The goal is to devise a computational methodology and implement it in Python (NumPy/SciPy family of libraries). Methods from geometric optics, computer graphics, linear algebra, graph theory, and mathematical programming will have to be used to develop this methodology. Familiarity with geodata processing methods and libraries in python is assumed. 

References for further reading
  • Capeluto, I Guedi, Abraham Yezioro, Tamar Bleiberg, and Edna Shaviv. “FROM COMPUTER MODELS TO SIMPLE DESIGN TOOLS: SOLAR RIGHTS IN THE DESIGN OF URBAN STREETS,” 2005.
  • Natanian, Jonathan, Francesco De Luca, Thomas Wortmann, and Guedi Capeluto. “The Solar Block Generator: An Additive Parametric Method for Solar Driven Urban Block Design.” Journal of Physics: Conference Series 2042, no. 1 (November 1, 2021): 012049.
  • De Luca, Francesco. “Solar Form Finding: Subtractive Solar Envelope and Integrated Solar Collection Computational Method for High-Rise Buildings in Urban Environments.” In Proceedings of the 37th Annual Conference of the Association for Computer Aided Design in Architecture (ACADIA). Massachusetts Institute of Technology, Cambridge (MA): CUMINCAD, 2017.
  • Brembilla, Eleonora, Shervin Azadi, and Pirouz Nourian. “A Computational Approach for Checking Compliance with European View and Sunlight Exposure Criteria.” In Proceedings of Building Simulation Conference 2021. Bruges, Belgium, 2021.

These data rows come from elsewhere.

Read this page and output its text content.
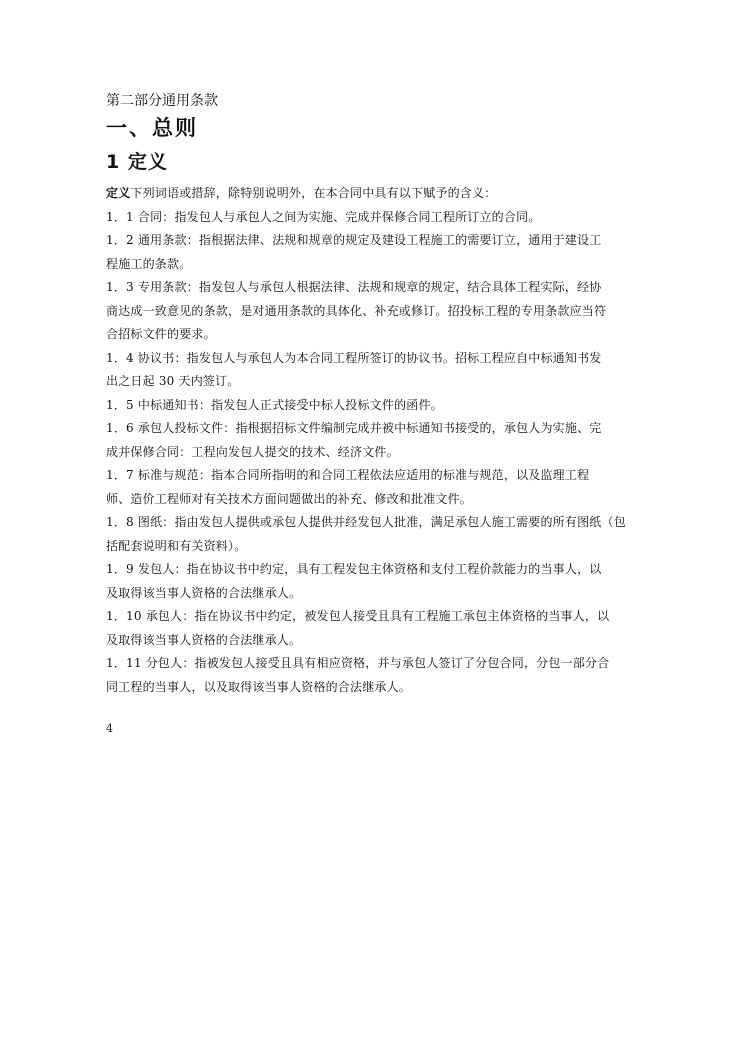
第二部分通用条款
一、总则
1 定义
定义下列词语或措辞，除特别说明外，在本合同中具有以下赋予的含义：
1．1 合同：指发包人与承包人之间为实施、完成并保修合同工程所订立的合同。
1．2 通用条款：指根据法律、法规和规章的规定及建设工程施工的需要订立，通用于建设工
程施工的条款。
1．3 专用条款：指发包人与承包人根据法律、法规和规章的规定，结合具体工程实际，经协
商达成一致意见的条款，是对通用条款的具体化、补充或修订。招投标工程的专用条款应当符
合招标文件的要求。
1．4 协议书：指发包人与承包人为本合同工程所签订的协议书。招标工程应自中标通知书发
出之日起 30 天内签订。
1．5 中标通知书：指发包人正式接受中标人投标文件的函件。
1．6 承包人投标文件：指根据招标文件编制完成并被中标通知书接受的，承包人为实施、完
成并保修合同：工程向发包人提交的技术、经济文件。
1．7 标准与规范：指本合同所指明的和合同工程依法应适用的标准与规范，以及监理工程
师、造价工程师对有关技术方面问题做出的补充、修改和批准文件。
1．8 图纸：指由发包人提供或承包人提供并经发包人批准，满足承包人施工需要的所有图纸（包
括配套说明和有关资料）。
1．9 发包人：指在协议书中约定，具有工程发包主体资格和支付工程价款能力的当事人，以
及取得该当事人资格的合法继承人。
1．10 承包人：指在协议书中约定，被发包人接受且具有工程施工承包主体资格的当事人，以
及取得该当事人资格的合法继承人。
1．11 分包人：指被发包人接受且具有相应资格，并与承包人签订了分包合同，分包一部分合
同工程的当事人，以及取得该当事人资格的合法继承人。
4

  • Open Source Geo-spatial Digital Twinning
  • Maximizing Solar Electricity Yield
  • Generative Solar-Climatic Configuration
How can topic be adapted to Spatial Engineering

The topic can be tailored as much as desired to the specific data/regulatory challenges of a particular local government or a nation-state for ensuring equitable management of the utilization of energy potentials. The integration of such smart regulations in participatory planning and urban design processes is a wicked problem that needs to be framed and tackled iteratively.